Integration using the fundamental theorem of calculus

[trulyfalse]

Hello PF.

Homework Statement

Find a function g such that

$\int_0^{x^2} \ tg(t) \, \mathrm{d}t = x^2+x$

Homework Equations

From the fundamental theorem of calculus:

$f(x) = \frac{d}{dx}\int_a^x \ f(t) \, \mathrm{d}t$

The Attempt at a Solution

After taking the derivative of both sides of the equation:

$\frac{d}{dx}\int_0^{x^2} \ tg(t) \, \mathrm{d}t = 2x+1$

Thus, from the fundamental theorem and chain rule,

$(2x)(x^2)g(x^2) = 2x+1$

$2x^3g(x^2) = 2x+1$

$g(x^2) = \frac{1}{x^2} + \frac{1}{2x^3}$


However, I know that this answer is wrong because the definite integral of this function (when substituted into the original equation) is not equal to x + x^2. I'm having difficulty identifying my error. Could someone please point me in the right direction? :)

 

[brmath]

What did you put back into your integral for checking. You solved only down to g($x^2$). Did you put that back in or g(x)? I got the right answer when I put in g(x).

 

[trulyfalse]

I put g(x^2) back into the integral. How would I simplify g(x^2) to get g(x)? Would I square every expression for x in the equation (i.e x^2 and x^3)?

 

[brmath]

I put g(x^2) back into the integral. How would I simplify g(x^2) to get g(x)? Would I square every expression for x in the equation (i.e x^2 and x^3)?

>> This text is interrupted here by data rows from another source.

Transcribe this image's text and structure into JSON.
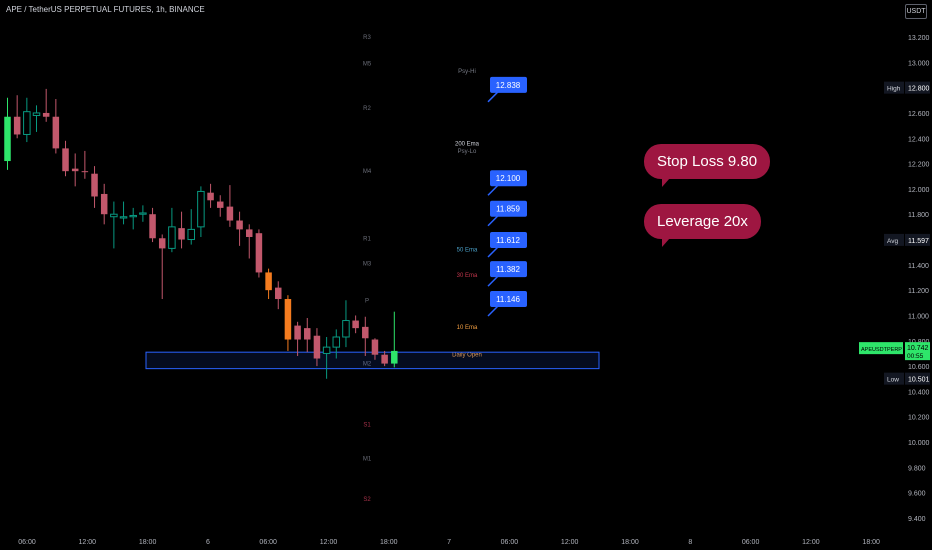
{
  "header": {
    "title": "APE / TetherUS PERPETUAL FUTURES, 1h, BINANCE",
    "currency": "USDT"
  },
  "callouts": {
    "stop_loss": "Stop Loss 9.80",
    "leverage": "Leverage 20x"
  },
  "colors": {
    "up": "#089981",
    "down": "#c2586c",
    "orange": "#f57c1f",
    "neon_up": "#2ee56a",
    "label_blue": "#2962ff",
    "callout": "#9e1641",
    "zone_border": "#2962ff"
  },
  "chart_data": {
    "type": "candlestick",
    "title": "APE / TetherUS PERPETUAL FUTURES, 1h, BINANCE",
    "ylim": [
      9.3,
      13.35
    ],
    "y_ticks": [
      "13.200",
      "13.000",
      "12.800",
      "12.600",
      "12.400",
      "12.200",
      "12.000",
      "11.800",
      "11.600",
      "11.400",
      "11.200",
      "11.000",
      "10.800",
      "10.600",
      "10.400",
      "10.200",
      "10.000",
      "9.800",
      "9.600",
      "9.400"
    ],
    "x_ticks": [
      "06:00",
      "12:00",
      "18:00",
      "6",
      "06:00",
      "12:00",
      "18:00",
      "7",
      "06:00",
      "12:00",
      "18:00",
      "8",
      "06:00",
      "12:00",
      "18:00"
    ],
    "candles": [
      {
        "o": 12.22,
        "h": 12.72,
        "l": 12.15,
        "c": 12.57,
        "s": "neon"
      },
      {
        "o": 12.57,
        "h": 12.74,
        "l": 12.4,
        "c": 12.43,
        "s": "down"
      },
      {
        "o": 12.43,
        "h": 12.72,
        "l": 12.37,
        "c": 12.61,
        "s": "up"
      },
      {
        "o": 12.58,
        "h": 12.66,
        "l": 12.45,
        "c": 12.6,
        "s": "up"
      },
      {
        "o": 12.6,
        "h": 12.79,
        "l": 12.53,
        "c": 12.57,
        "s": "down"
      },
      {
        "o": 12.57,
        "h": 12.71,
        "l": 12.28,
        "c": 12.32,
        "s": "down"
      },
      {
        "o": 12.32,
        "h": 12.38,
        "l": 12.1,
        "c": 12.14,
        "s": "down"
      },
      {
        "o": 12.16,
        "h": 12.28,
        "l": 12.02,
        "c": 12.14,
        "s": "down"
      },
      {
        "o": 12.14,
        "h": 12.3,
        "l": 12.08,
        "c": 12.14,
        "s": "down"
      },
      {
        "o": 12.12,
        "h": 12.18,
        "l": 11.85,
        "c": 11.94,
        "s": "down"
      },
      {
        "o": 11.96,
        "h": 12.04,
        "l": 11.72,
        "c": 11.8,
        "s": "down"
      },
      {
        "o": 11.8,
        "h": 11.9,
        "l": 11.53,
        "c": 11.78,
        "s": "up"
      },
      {
        "o": 11.77,
        "h": 11.9,
        "l": 11.72,
        "c": 11.78,
        "s": "up"
      },
      {
        "o": 11.78,
        "h": 11.85,
        "l": 11.68,
        "c": 11.79,
        "s": "up"
      },
      {
        "o": 11.8,
        "h": 11.87,
        "l": 11.74,
        "c": 11.81,
        "s": "up"
      },
      {
        "o": 11.8,
        "h": 11.85,
        "l": 11.58,
        "c": 11.61,
        "s": "down"
      },
      {
        "o": 11.61,
        "h": 11.64,
        "l": 11.13,
        "c": 11.53,
        "s": "down"
      },
      {
        "o": 11.53,
        "h": 11.85,
        "l": 11.5,
        "c": 11.7,
        "s": "up"
      },
      {
        "o": 11.69,
        "h": 11.82,
        "l": 11.53,
        "c": 11.6,
        "s": "down"
      },
      {
        "o": 11.6,
        "h": 11.84,
        "l": 11.56,
        "c": 11.68,
        "s": "up"
      },
      {
        "o": 11.7,
        "h": 12.02,
        "l": 11.62,
        "c": 11.98,
        "s": "up"
      },
      {
        "o": 11.97,
        "h": 12.04,
        "l": 11.85,
        "c": 11.91,
        "s": "down"
      },
      {
        "o": 11.9,
        "h": 11.95,
        "l": 11.78,
        "c": 11.85,
        "s": "down"
      },
      {
        "o": 11.86,
        "h": 12.03,
        "l": 11.7,
        "c": 11.75,
        "s": "down"
      },
      {
        "o": 11.75,
        "h": 11.82,
        "l": 11.55,
        "c": 11.68,
        "s": "down"
      },
      {
        "o": 11.68,
        "h": 11.72,
        "l": 11.45,
        "c": 11.62,
        "s": "down"
      },
      {
        "o": 11.65,
        "h": 11.68,
        "l": 11.3,
        "c": 11.34,
        "s": "down"
      },
      {
        "o": 11.34,
        "h": 11.37,
        "l": 11.13,
        "c": 11.2,
        "s": "orange"
      },
      {
        "o": 11.22,
        "h": 11.27,
        "l": 11.05,
        "c": 11.13,
        "s": "down"
      },
      {
        "o": 11.13,
        "h": 11.16,
        "l": 10.72,
        "c": 10.81,
        "s": "orange"
      },
      {
        "o": 10.92,
        "h": 10.95,
        "l": 10.68,
        "c": 10.81,
        "s": "down"
      },
      {
        "o": 10.9,
        "h": 10.98,
        "l": 10.71,
        "c": 10.81,
        "s": "down"
      },
      {
        "o": 10.84,
        "h": 10.9,
        "l": 10.6,
        "c": 10.66,
        "s": "down"
      },
      {
        "o": 10.7,
        "h": 10.83,
        "l": 10.5,
        "c": 10.75,
        "s": "up"
      },
      {
        "o": 10.75,
        "h": 10.89,
        "l": 10.66,
        "c": 10.83,
        "s": "up"
      },
      {
        "o": 10.83,
        "h": 11.12,
        "l": 10.75,
        "c": 10.96,
        "s": "up"
      },
      {
        "o": 10.96,
        "h": 11.0,
        "l": 10.86,
        "c": 10.9,
        "s": "down"
      },
      {
        "o": 10.91,
        "h": 10.99,
        "l": 10.68,
        "c": 10.82,
        "s": "down"
      },
      {
        "o": 10.81,
        "h": 10.82,
        "l": 10.65,
        "c": 10.69,
        "s": "down"
      },
      {
        "o": 10.69,
        "h": 10.72,
        "l": 10.6,
        "c": 10.62,
        "s": "down"
      },
      {
        "o": 10.62,
        "h": 11.03,
        "l": 10.59,
        "c": 10.72,
        "s": "neon"
      }
    ],
    "price_labels": [
      "12.838",
      "12.100",
      "11.859",
      "11.612",
      "11.382",
      "11.146"
    ],
    "pivot_labels": [
      {
        "t": "R3",
        "y": 13.2
      },
      {
        "t": "M5",
        "y": 12.99
      },
      {
        "t": "R2",
        "y": 12.64
      },
      {
        "t": "M4",
        "y": 12.14
      },
      {
        "t": "R1",
        "y": 11.61
      },
      {
        "t": "M3",
        "y": 11.41
      },
      {
        "t": "P",
        "y": 11.12
      },
      {
        "t": "M2",
        "y": 10.62
      },
      {
        "t": "S1",
        "y": 10.14
      },
      {
        "t": "M1",
        "y": 9.87
      },
      {
        "t": "S2",
        "y": 9.55
      }
    ],
    "ma_labels": [
      {
        "t": "Psy-Hi",
        "y": 12.93,
        "c": "#787b86"
      },
      {
        "t": "200 Ema",
        "y": 12.36,
        "c": "#d1d4dc"
      },
      {
        "t": "Psy-Lo",
        "y": 12.3,
        "c": "#787b86"
      },
      {
        "t": "50 Ema",
        "y": 11.52,
        "c": "#4aa0c8"
      },
      {
        "t": "30 Ema",
        "y": 11.32,
        "c": "#c2364c"
      },
      {
        "t": "10 Ema",
        "y": 10.91,
        "c": "#f5a043"
      },
      {
        "t": "Daily Open",
        "y": 10.69,
        "c": "#f5a043"
      }
    ],
    "axis_markers": [
      {
        "t": "High",
        "v": "12.800",
        "y": 12.8,
        "bg": "#131722"
      },
      {
        "t": "Avg",
        "v": "11.597",
        "y": 11.597,
        "bg": "#131722"
      },
      {
        "t": "Low",
        "v": "10.501",
        "y": 10.501,
        "bg": "#131722"
      }
    ],
    "symbol_tag": {
      "t": "APEUSDTPERP",
      "v": "10.742",
      "timer": "00:55",
      "y": 10.742
    },
    "zone": {
      "top": 10.71,
      "bottom": 10.58
    }
  }
}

To break it into two steps: Let u = $x^2$ and figure out what g(u) is. Then since it doesn't matter what symbol you use the function g(u) is the same as g(x).

More directly, just stick an x in everywhere you have an $x^2$.

 

[trulyfalse]

Aha! Then U = sqr(x) and that can be substituted in the equation. Thanks brmath!